Solving Quadratic Equations

A quadratic equation has the form $ax^2 + bx + c = 0$ where $a \neq 0$.

There are three main methods for solving quadratics: factorising, completing the square, and the quadratic formula. WJEC Eduqas papers require you to know all three.

Method 1: Factorising

Works when the quadratic factorises neatly. Best for integer solutions.

Steps:

1. Rearrange to $ax^2 + bx + c = 0$.
2. Find two numbers that multiply to $ac$ and add to $b$.
3. Write as a product of two brackets and solve.

Example: Solve $x^2 + 5x + 6 = 0$

Find two numbers multiplying to 6 and adding to 5: these are 2 and 3. $$(x + 2)(x + 3) = 0$$ $$x = -2 \quad \text{or} \quad x = -3$$

Example with a ≠ 1: Solve $2x^2 + 7x + 3 = 0$

$ac = 6$; find numbers multiplying to 6 adding to 7: 1 and 6. $$2x^2 + x + 6x + 3 = 0 \implies x(2x + 1) + 3(2x + 1) = 0$$ $$(x + 3)(2x + 1) = 0$$ $$x = -3 \quad \text{or} \quad x = -\tfrac{1}{2}$$

Method 2: Completing the Square

Used when factorising is not possible or when the question asks for the minimum/maximum of a quadratic function.

For $x^2 + bx + c$: $$x^2 + bx + c = \left(x + \frac{b}{2}\right)^2 - \left(\frac{b}{2}\right)^2 + c$$

Example: Solve $x^2 + 6x + 2 = 0$

Complete the square: $(x + 3)^2 - 9 + 2 = 0$ $$(x + 3)^2 = 7$$ $$x + 3 = \pm\sqrt{7}$$ $$x = -3 \pm \sqrt{7}$$

Answers: $x \approx -0.354$ or $x \approx -5.646$

Method 3: The Quadratic Formula

Use when the question says "give your answer to 2 decimal places" or when factorising fails.

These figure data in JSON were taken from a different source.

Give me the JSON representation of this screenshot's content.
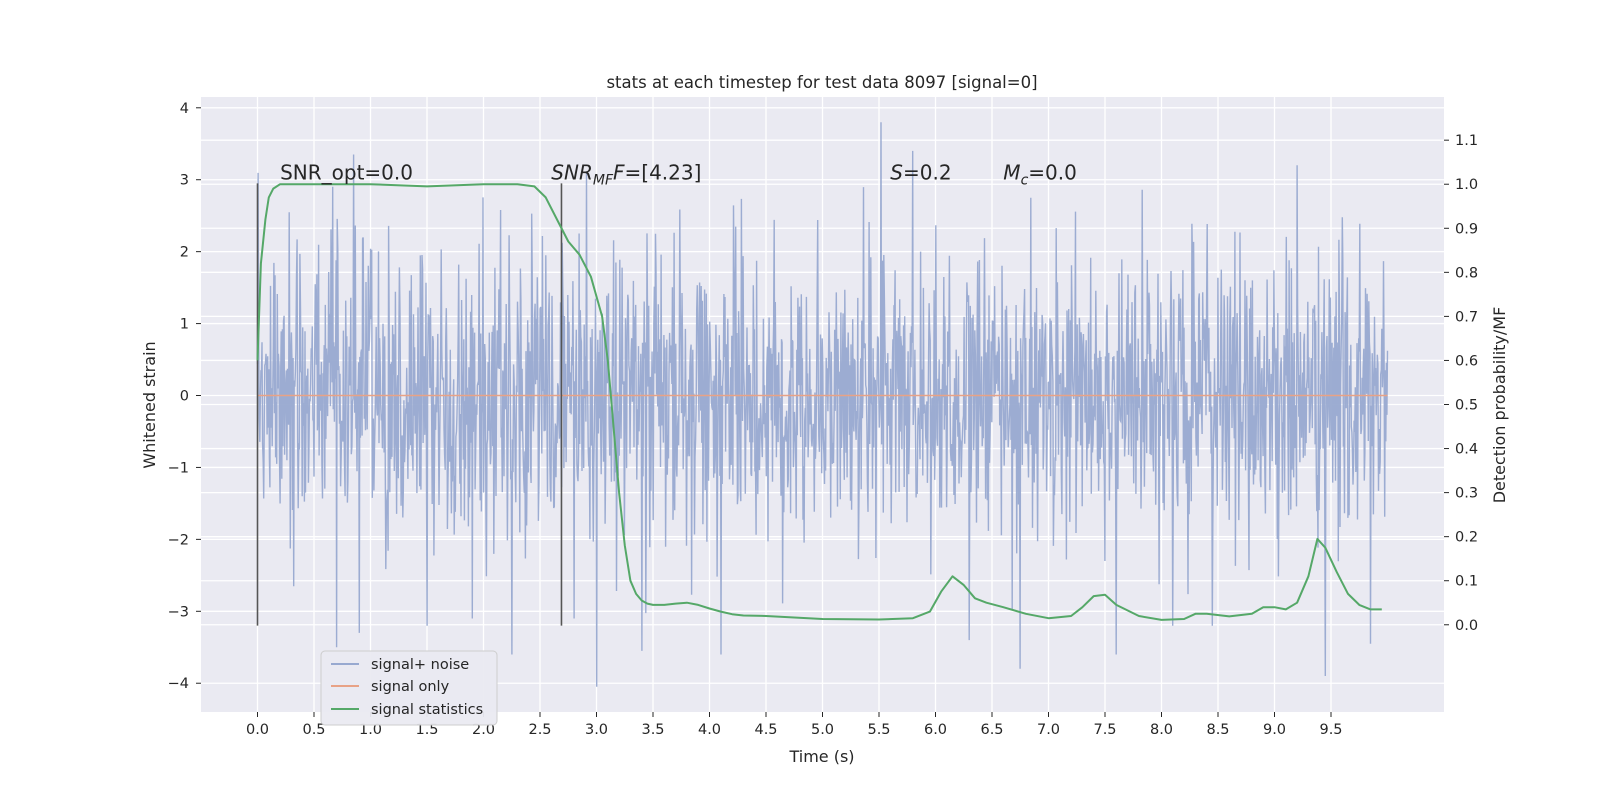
{
  "chart_data": {
    "type": "line",
    "title": "stats at each timestep for test data 8097 [signal=0]",
    "xlabel": "Time (s)",
    "ylabel": "Whitened strain",
    "ylabel_right": "Detection probability/MF",
    "xlim": [
      -0.5,
      10.5
    ],
    "ylim": [
      -4.4,
      4.15
    ],
    "ylim_right": [
      -0.198,
      1.198
    ],
    "x_ticks": [
      0.0,
      0.5,
      1.0,
      1.5,
      2.0,
      2.5,
      3.0,
      3.5,
      4.0,
      4.5,
      5.0,
      5.5,
      6.0,
      6.5,
      7.0,
      7.5,
      8.0,
      8.5,
      9.0,
      9.5
    ],
    "x_tick_labels": [
      "0.0",
      "0.5",
      "1.0",
      "1.5",
      "2.0",
      "2.5",
      "3.0",
      "3.5",
      "4.0",
      "4.5",
      "5.0",
      "5.5",
      "6.0",
      "6.5",
      "7.0",
      "7.5",
      "8.0",
      "8.5",
      "9.0",
      "9.5"
    ],
    "y_ticks": [
      -4,
      -3,
      -2,
      -1,
      0,
      1,
      2,
      3,
      4
    ],
    "y_tick_labels": [
      "−4",
      "−3",
      "−2",
      "−1",
      "0",
      "1",
      "2",
      "3",
      "4"
    ],
    "y_right_ticks": [
      0.0,
      0.1,
      0.2,
      0.3,
      0.4,
      0.5,
      0.6,
      0.7,
      0.8,
      0.9,
      1.0,
      1.1
    ],
    "y_right_tick_labels": [
      "0.0",
      "0.1",
      "0.2",
      "0.3",
      "0.4",
      "0.5",
      "0.6",
      "0.7",
      "0.8",
      "0.9",
      "1.0",
      "1.1"
    ],
    "grid": true,
    "legend_position": "lower-left",
    "vlines": [
      {
        "x": 0.0,
        "ymin": -3.2,
        "ymax": 2.95
      },
      {
        "x": 2.69,
        "ymin": -3.2,
        "ymax": 2.95
      }
    ],
    "annotations": [
      {
        "id": "snr-opt",
        "text": "SNR_opt=0.0",
        "x": 0.2,
        "y": 3.0
      },
      {
        "id": "snr-mf",
        "label": "SNR",
        "sub": "MF",
        "rest": "F=[4.23]",
        "x": 2.6,
        "y": 3.0
      },
      {
        "id": "s",
        "label": "S",
        "rest": "=0.2",
        "x": 5.6,
        "y": 3.0
      },
      {
        "id": "mc",
        "label": "M",
        "sub": "c",
        "rest": "=0.0",
        "x": 6.6,
        "y": 3.0
      }
    ],
    "series": [
      {
        "name": "signal+ noise",
        "color": "#98a9d0",
        "kind": "noise",
        "x_range": [
          0.0,
          10.0
        ],
        "amplitude_std": 1.0,
        "extremes": [
          {
            "x": 0.7,
            "y": -3.5
          },
          {
            "x": 0.9,
            "y": -3.3
          },
          {
            "x": 1.9,
            "y": -3.1
          },
          {
            "x": 2.25,
            "y": -3.6
          },
          {
            "x": 3.0,
            "y": -4.05
          },
          {
            "x": 3.4,
            "y": -3.55
          },
          {
            "x": 4.1,
            "y": -3.6
          },
          {
            "x": 5.52,
            "y": 3.8
          },
          {
            "x": 6.3,
            "y": -3.4
          },
          {
            "x": 6.75,
            "y": -3.8
          },
          {
            "x": 7.6,
            "y": -3.6
          },
          {
            "x": 9.45,
            "y": -3.9
          },
          {
            "x": 9.85,
            "y": -3.45
          },
          {
            "x": 1.5,
            "y": -3.2
          },
          {
            "x": 5.8,
            "y": 3.4
          },
          {
            "x": 0.85,
            "y": 3.35
          },
          {
            "x": 2.8,
            "y": -3.1
          },
          {
            "x": 8.1,
            "y": -3.2
          }
        ]
      },
      {
        "name": "signal only",
        "color": "#e8a286",
        "x": [
          0.0,
          10.0
        ],
        "y": [
          0.0,
          0.0
        ]
      },
      {
        "name": "signal statistics",
        "color": "#55a868",
        "axis": "right",
        "x": [
          0.0,
          0.03,
          0.07,
          0.1,
          0.14,
          0.2,
          0.3,
          0.5,
          1.0,
          1.5,
          2.0,
          2.3,
          2.45,
          2.55,
          2.65,
          2.75,
          2.85,
          2.95,
          3.05,
          3.1,
          3.15,
          3.2,
          3.25,
          3.3,
          3.35,
          3.4,
          3.45,
          3.5,
          3.6,
          3.7,
          3.8,
          3.9,
          4.0,
          4.1,
          4.2,
          4.3,
          4.5,
          5.0,
          5.5,
          5.8,
          5.95,
          6.05,
          6.15,
          6.25,
          6.35,
          6.45,
          6.6,
          6.8,
          7.0,
          7.2,
          7.3,
          7.4,
          7.5,
          7.6,
          7.8,
          8.0,
          8.2,
          8.3,
          8.4,
          8.6,
          8.8,
          8.9,
          9.0,
          9.1,
          9.2,
          9.3,
          9.38,
          9.45,
          9.55,
          9.65,
          9.75,
          9.85,
          9.95
        ],
        "y": [
          0.6,
          0.82,
          0.92,
          0.97,
          0.99,
          1.0,
          1.0,
          1.0,
          1.0,
          0.995,
          1.0,
          1.0,
          0.995,
          0.97,
          0.92,
          0.87,
          0.84,
          0.79,
          0.7,
          0.6,
          0.45,
          0.3,
          0.18,
          0.1,
          0.07,
          0.055,
          0.048,
          0.045,
          0.045,
          0.048,
          0.05,
          0.045,
          0.037,
          0.03,
          0.024,
          0.021,
          0.02,
          0.013,
          0.012,
          0.015,
          0.03,
          0.075,
          0.11,
          0.09,
          0.06,
          0.05,
          0.04,
          0.025,
          0.015,
          0.02,
          0.04,
          0.065,
          0.068,
          0.045,
          0.02,
          0.011,
          0.013,
          0.025,
          0.025,
          0.019,
          0.025,
          0.04,
          0.04,
          0.035,
          0.05,
          0.11,
          0.195,
          0.175,
          0.12,
          0.07,
          0.045,
          0.035,
          0.035
        ]
      }
    ]
  }
}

$$x = \frac{-b \pm \sqrt{b^2 - 4ac}}{2a}$$

Example: Solve $3x^2 - 5x - 2 = 0$

$a = 3$, $b = -5$, $c = -2$

$$x = \frac{5 \pm \sqrt{25 + 24}}{6} = \frac{5 \pm \sqrt{49}}{6} = \frac{5 \pm 7}{6}$$ $$x = 2 \quad \text{or} \quad x = -\frac{1}{3}$$

The Discriminant

The expression $b^2 - 4ac$ under the square root is the discriminant, $\Delta$:

$\Delta$	Nature of roots
$\Delta > 0$	Two distinct real roots
$\Delta = 0$	One repeated root
$\Delta < 0$	No real roots

WJEC Exam Tips

• Always rearrange to $ax^2 + bx + c = 0$ before applying any method.
• If the question asks for an exact answer, leave as $x = a \pm \sqrt{b}$.
• If asked to give to 2 d.p., use the formula and a calculator.
• Check solutions by substituting back.